George Clooney is a fine actor. I’ve long held that he — like Brad Pitt — is a far better actor than he needs to be, what with his movie-star looks. But while Mr. Clooney might be a fine actor, he’s a damn magnificent director. His first feature, Confessions of a Dangerous Mind, remains one of my very favorite films ever (and the movie that cemented my abiding appreciation for the great Sam Rockwell), and his second, Good Night, and Good Luck, is an equally beautiful, confident, urgent piece of work. There’s a direct line that can be drawn from the beating political heart of Good Night, and Good Luck, about Edward R. Murrow’s stand against McCarthyism, to the Ides of March.
Set during several tumultuous days leading up to the Ohio Democratic primary, The Ides of March stars Ryan Gosling (who blew my mind, back in the day, in The Believer — and, if you’ve never seen it, go out and find that searing film about a young Jewish boy who becomes a neo-Nazi) as Stephen Meyers, the idealistic number two in the campaign of Democratic presidential hopeful Governor Mike Morris (George Clooney). I’m loathe to reveal any details of the plot, but suffice to say things get a little rough for Stephen and his candidate. The Ides of March casts its gaze at the dirty back-room political in-fighting that goes on behind the scenes, far away from the bright lights of the network camera crews. The film clearly has some broad points to make about our modern political races, but the film is first and foremost a gripping dramatic tale.

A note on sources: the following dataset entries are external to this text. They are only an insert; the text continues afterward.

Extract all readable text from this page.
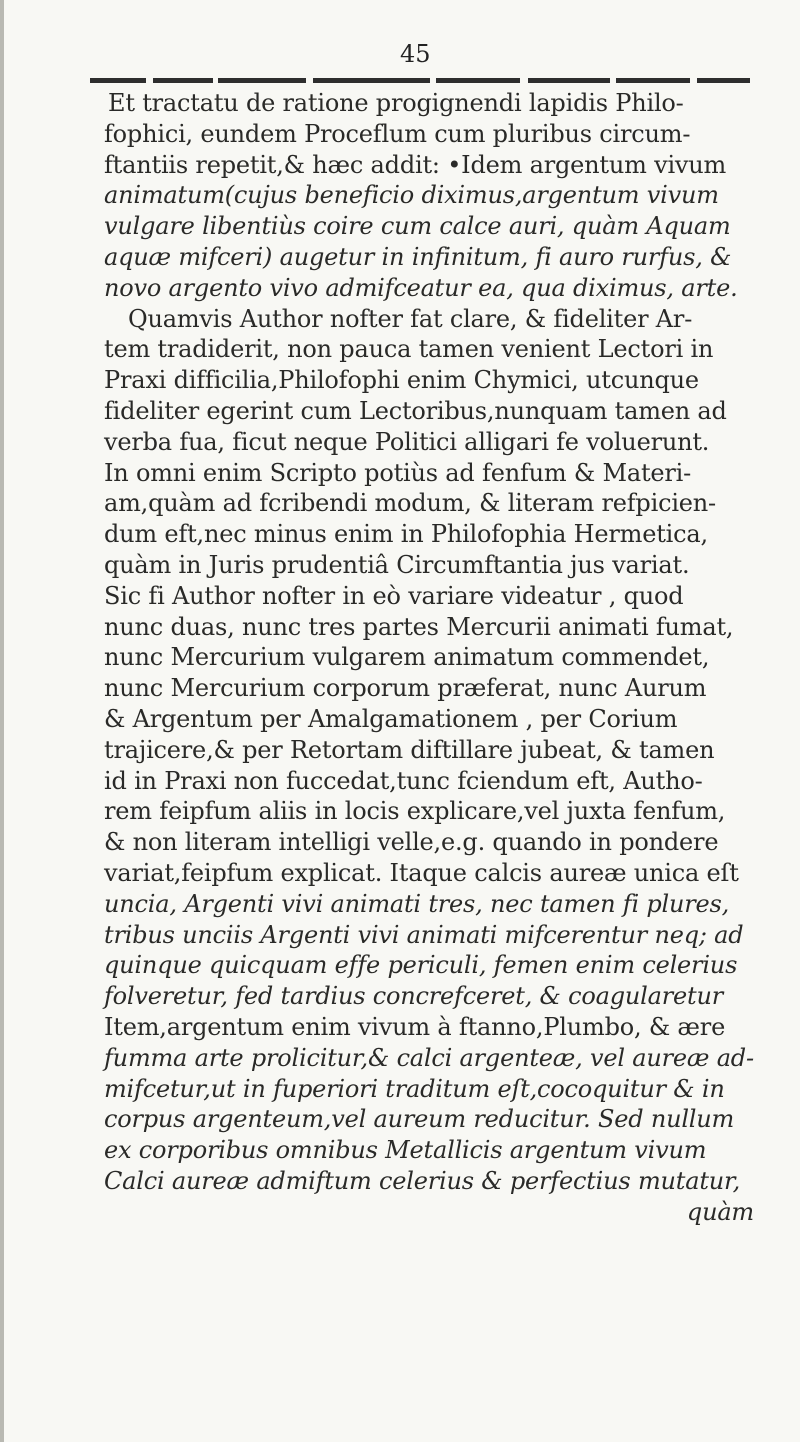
45
Et tractatu de ratione progignendi lapidis Philo-
fophici, eundem Proceflum cum pluribus circum-
ftantiis repetit,& hæc addit: •Idem argentum vivum
animatum(cujus beneficio diximus,argentum vivum
vulgare libentiùs coire cum calce auri, quàm Aquam
aquæ mifceri) augetur in infinitum, fi auro rurfus, &
novo argento vivo admifceatur ea, qua diximus, arte.
Quamvis Author nofter fat clare, & fideliter Ar-
tem tradiderit, non pauca tamen venient Lectori in
Praxi difficilia,Philofophi enim Chymici, utcunque
fideliter egerint cum Lectoribus,nunquam tamen ad
verba fua, ficut neque Politici alligari fe voluerunt.
In omni enim Scripto potiùs ad fenfum & Materi-
am,quàm ad fcribendi modum, & literam refpicien-
dum eft,nec minus enim in Philofophia Hermetica,
quàm in Juris prudentiâ Circumftantia jus variat.
Sic fi Author nofter in eò variare videatur , quod
nunc duas, nunc tres partes Mercurii animati fumat,
nunc Mercurium vulgarem animatum commendet,
nunc Mercurium corporum præferat, nunc Aurum
& Argentum per Amalgamationem , per Corium
trajicere,& per Retortam diftillare jubeat, & tamen
id in Praxi non fuccedat,tunc fciendum eft, Autho-
rem feipfum aliis in locis explicare,vel juxta fenfum,
& non literam intelligi velle,e.g. quando in pondere
variat,feipfum explicat. Itaque calcis aureæ unica eſt
uncia, Argenti vivi animati tres, nec tamen fi plures,
tribus unciis Argenti vivi animati mifcerentur neq; ad
quinque quicquam effe periculi, femen enim celerius
folveretur, fed tardius concrefceret, & coagularetur
Item,argentum enim vivum à ftanno,Plumbo, & ære
fumma arte prolicitur,& calci argenteæ, vel aureæ ad-
mifcetur,ut in fuperiori traditum eſt,cocoquitur & in
corpus argenteum,vel aureum reducitur. Sed nullum
ex corporibus omnibus Metallicis argentum vivum
Calci aureæ admiftum celerius & perfectius mutatur,
quàm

Ryan Gosling is terrific, charismatic and compelling as Stephen. He plays the film’s light early scenes with grace and charm, clearly showing us why Stephen has, at a young age, become such a skilled political operator. When things turn increasingly desperate, Mr. Gosling takes us right down the rabbit hole along with him, and the genius of the film is the way in which we’re forced to wonder, in the final scenes, just who the “good guy” in the film is after all.

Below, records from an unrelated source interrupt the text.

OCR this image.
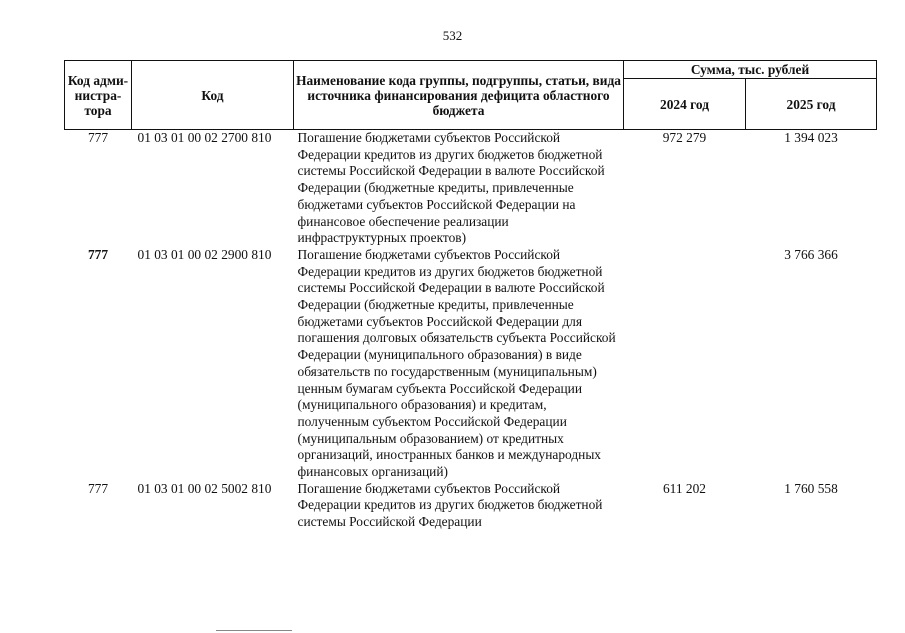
532
Код адми-нистра-тора	Код	Наименование кода группы, подгруппы, статьи, вида источника финансирования дефицита областного бюджета	Сумма, тыс. рублей	
			2024 год	2025 год
777	01 03 01 00 02 2700 810	Погашение бюджетами субъектов Российской Федерации кредитов из других бюджетов бюджетной системы Российской Федерации в валюте Российской Федерации (бюджетные кредиты, привлеченные бюджетами субъектов Российской Федерации на финансовое обеспечение реализации инфраструктурных проектов)	972 279	1 394 023
777	01 03 01 00 02 2900 810	Погашение бюджетами субъектов Российской Федерации кредитов из других бюджетов бюджетной системы Российской Федерации в валюте Российской Федерации (бюджетные кредиты, привлеченные бюджетами субъектов Российской Федерации для погашения долговых обязательств субъекта Российской Федерации (муниципального образования) в виде обязательств по государственным (муниципальным) ценным бумагам субъекта Российской Федерации (муниципального образования) и кредитам, полученным субъектом Российской Федерации (муниципальным образованием) от кредитных организаций, иностранных банков и международных финансовых организаций)		3 766 366
777	01 03 01 00 02 5002 810	Погашение бюджетами субъектов Российской Федерации кредитов из других бюджетов бюджетной системы Российской Федерации	611 202	1 760 558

Philip Seymour Hoffman and Paul Giamatti are perfectly cast as the two powerful campaign managers between whom Stephen finds himself caught. Both are a delight to watch, and both characters feel like they could be the stars of their own spin-off films. Evan Rachel Wood is luminously beautiful as the spunky campaign worker who catches Stephen’s eye, but she also brings real depth to the role, showing us in just a few moments that she’s a strong, formidable young woman. Marisa Tomei has a small but important role as a New York Times reporter, Ida, who can switch from friend to foe on a dime if she smells a good scoop. Jeffrey Wright (hope he’s in the next Bond film!), Max Minghella (familiar to fans of The Social Network), and Jeffrey Itzin (the villains Charles Logan from 24, and by the way, it’s only in typing that name that I realize, years later, how the 24 writers must have been HUGE X-Men fans) all pop up in small but well-performed roles that flesh out the ensemble.
I’m about to begin, tomorrow, a series of cartoons making fun of this past summer’s big dumb robot movie. In the light of Hollywood’s ever-increasing fixation with those types of brain-cell-killing spectacles, it’s all the more praiseworthy when a studio releases such a smart, well-written and well-acted film that is aimed squarely at adults who are willing to think a little bit while being entertained in a darkened movie theatre. This one is a winner.